The Chinese idiom 重蹈覆辙 (chong2 dao3 fu4 zhe2) advises us (especially if we are young) to be careful to draw lessons from the failure of others in the past and avoid repeating the same mistakes today. It is based on a story about a group of eunuchs during the Eastern Han Dynasty (AD 25-220).
It was a common occurrence during Chinese history for eunuchs in the imperial court to form groups to manipulate and gain undue influence over a ruler. In the court of Emperor Han, the eunuchs were particularly powerful and their actions led to hundreds of officials and ordinary people being imprisoned on the basis of trumped up charges. On hearing this news, the father of the Empress petitioned the Emperor to release those imprisoned. He publicly denounced the eunuchs behaviour and referred to previous occasions wher failure to oppose the eunuchs had led to grievous wrongs to innocent people. He warned the Emperor that failure to learn from these past experiences was likely to result in him following the track of the overturned cart. The Emperor was convinced and released all the prisoners and imprisoned the eunuchs.
The English idiom follow the same road to ruin encapsulates a similar moral.

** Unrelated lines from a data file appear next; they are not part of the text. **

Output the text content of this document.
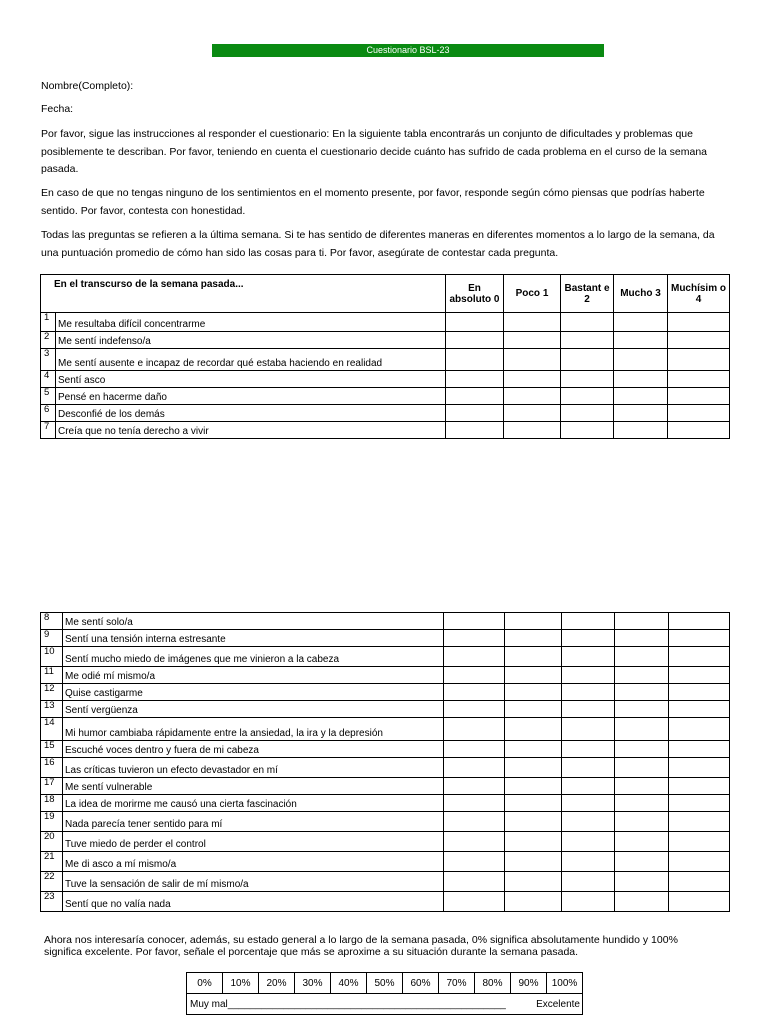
Cuestionario BSL-23

Nombre(Completo):

Fecha:

Por favor, sigue las instrucciones al responder el cuestionario: En la siguiente tabla encontrarás un conjunto de dificultades y problemas que posiblemente te describan. Por favor, teniendo en cuenta el cuestionario decide cuánto has sufrido de cada problema en el curso de la semana pasada.

En caso de que no tengas ninguno de los sentimientos en el momento presente, por favor, responde según cómo piensas que podrías haberte sentido. Por favor, contesta con honestidad.

Todas las preguntas se refieren a la última semana. Si te has sentido de diferentes maneras en diferentes momentos a lo largo de la semana, da una puntuación promedio de cómo han sido las cosas para ti. Por favor, asegúrate de contestar cada pregunta.

En el transcurso de la semana pasada...		En absoluto 0	Poco 1	Bastant e 2	Mucho 3	Muchísim o 4
1	Me resultaba difícil concentrarme					
2	Me sentí indefenso/a					
3	Me sentí ausente e incapaz de recordar qué estaba haciendo en realidad					
4	Sentí asco					
5	Pensé en hacerme daño					
6	Desconfié de los demás					
7	Creía que no tenía derecho a vivir					
8	Me sentí solo/a					
9	Sentí una tensión interna estresante					
10	Sentí mucho miedo de imágenes que me vinieron a la cabeza					
11	Me odié mí mismo/a					
12	Quise castigarme					
13	Sentí vergüenza					
14	Mi humor cambiaba rápidamente entre la ansiedad, la ira y la depresión					
15	Escuché voces dentro y fuera de mi cabeza					
16	Las críticas tuvieron un efecto devastador en mí					
17	Me sentí vulnerable					
18	La idea de morirme me causó una cierta fascinación					
19	Nada parecía tener sentido para mí					
20	Tuve miedo de perder el control					
21	Me di asco a mí mismo/a					
22	Tuve la sensación de salir de mí mismo/a					
23	Sentí que no valía nada					

Ahora nos interesaría conocer, además, su estado general a lo largo de la semana pasada, 0% significa absolutamente hundido y 100% significa excelente. Por favor, señale el porcentaje que más se aproxime a su situación durante la semana pasada.

0%	10%	20%	30%	40%	50%	60%	70%	80%	90%	100%
Muy mal__________________________________________________	Excelente
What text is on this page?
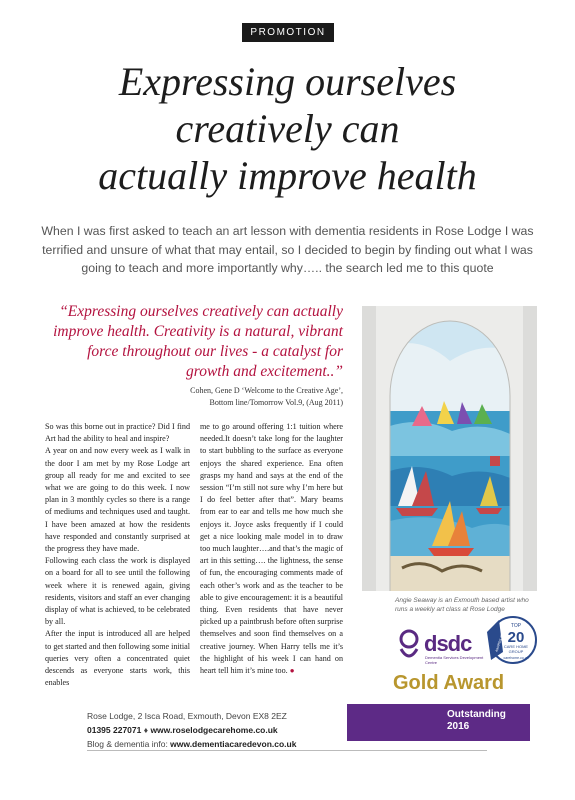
PROMOTION
Expressing ourselves
creatively can
actually improve health
When I was first asked to teach an art lesson with dementia residents in Rose Lodge I was terrified and unsure of what that may entail, so I decided to begin by finding out what I was going to teach and more importantly why….. the search led me to this quote
“Expressing ourselves creatively can actually improve health. Creativity is a natural, vibrant force throughout our lives - a catalyst for growth and excitement..”
Cohen, Gene D ‘Welcome to the Creative Age’,
Bottom line/Tomorrow Vol.9, (Aug 2011)

So was this borne out in practice? Did I find Art had the ability to heal and inspire?

A year on and now every week as I walk in the door I am met by my Rose Lodge art group all ready for me and excited to see what we are going to do this week. I now plan in 3 monthly cycles so there is a range of mediums and techniques used and taught. I have been amazed at how the residents have responded and constantly surprised at the progress they have made.

Following each class the work is displayed on a board for all to see until the following week where it is renewed again, giving residents, visitors and staff an ever changing display of what is achieved, to be celebrated by all.

After the input is introduced all are helped to get started and then following some initial queries very often a concentrated quiet descends as everyone starts work, this enables

me to go around offering 1:1 tuition where needed.It doesn’t take long for the laughter to start bubbling to the surface as everyone enjoys the shared experience. Ena often grasps my hand and says at the end of the session “I’m still not sure why I’m here but I do feel better after that”. Mary beams from ear to ear and tells me how much she enjoys it. Joyce asks frequently if I could get a nice looking male model in to draw too much laughter….and that’s the magic of art in this setting…. the lightness, the sense of fun, the encouraging comments made of each other’s work and as the teacher to be able to give encouragement: it is a beautiful thing. Even residents that have never picked up a paintbrush before often surprise themselves and soon find themselves on a creative journey. When Harry tells me it’s the highlight of his week I can hand on heart tell him it’s mine too. ●

Angie Seaway is an Exmouth based artist who runs a weekly art class at Rose Lodge
dsdc
Dementia Services Development Centre
TOP
20
CARE HOME
GROUP
carehome.co.uk
AWARDS 2016
Gold Award
Rose Lodge, 2 Isca Road, Exmouth, Devon EX8 2EZ
01395 227071 ♦ www.roselodgecarehome.co.uk
Blog & dementia info: www.dementiacaredevon.co.uk
Outstanding
2016
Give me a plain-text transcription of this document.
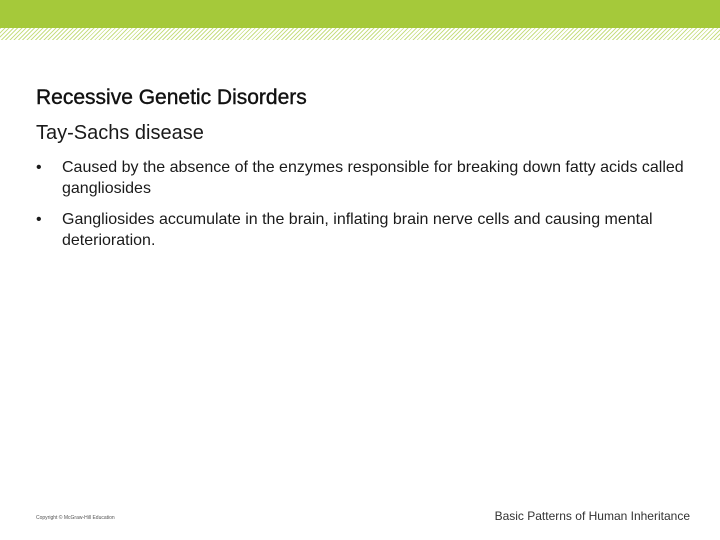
Recessive Genetic Disorders
Tay-Sachs disease
•	Caused by the absence of the enzymes responsible for breaking down fatty acids called gangliosides
•	Gangliosides accumulate in the brain, inflating brain nerve cells and causing mental deterioration.
Copyright © McGraw-Hill Education	Basic Patterns of Human Inheritance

Some say that we actually never learn from the past and are destined to make the same mistakes again and again. In support of this, one may, for example, point to the repeated genocides during the last century (Germany, then Cambodia, then Serbia and so on). However, I am more optimistic and see improvements in the way the global community responds to these scenarios - improvements that explicitly acknowledge the mistakes of the past.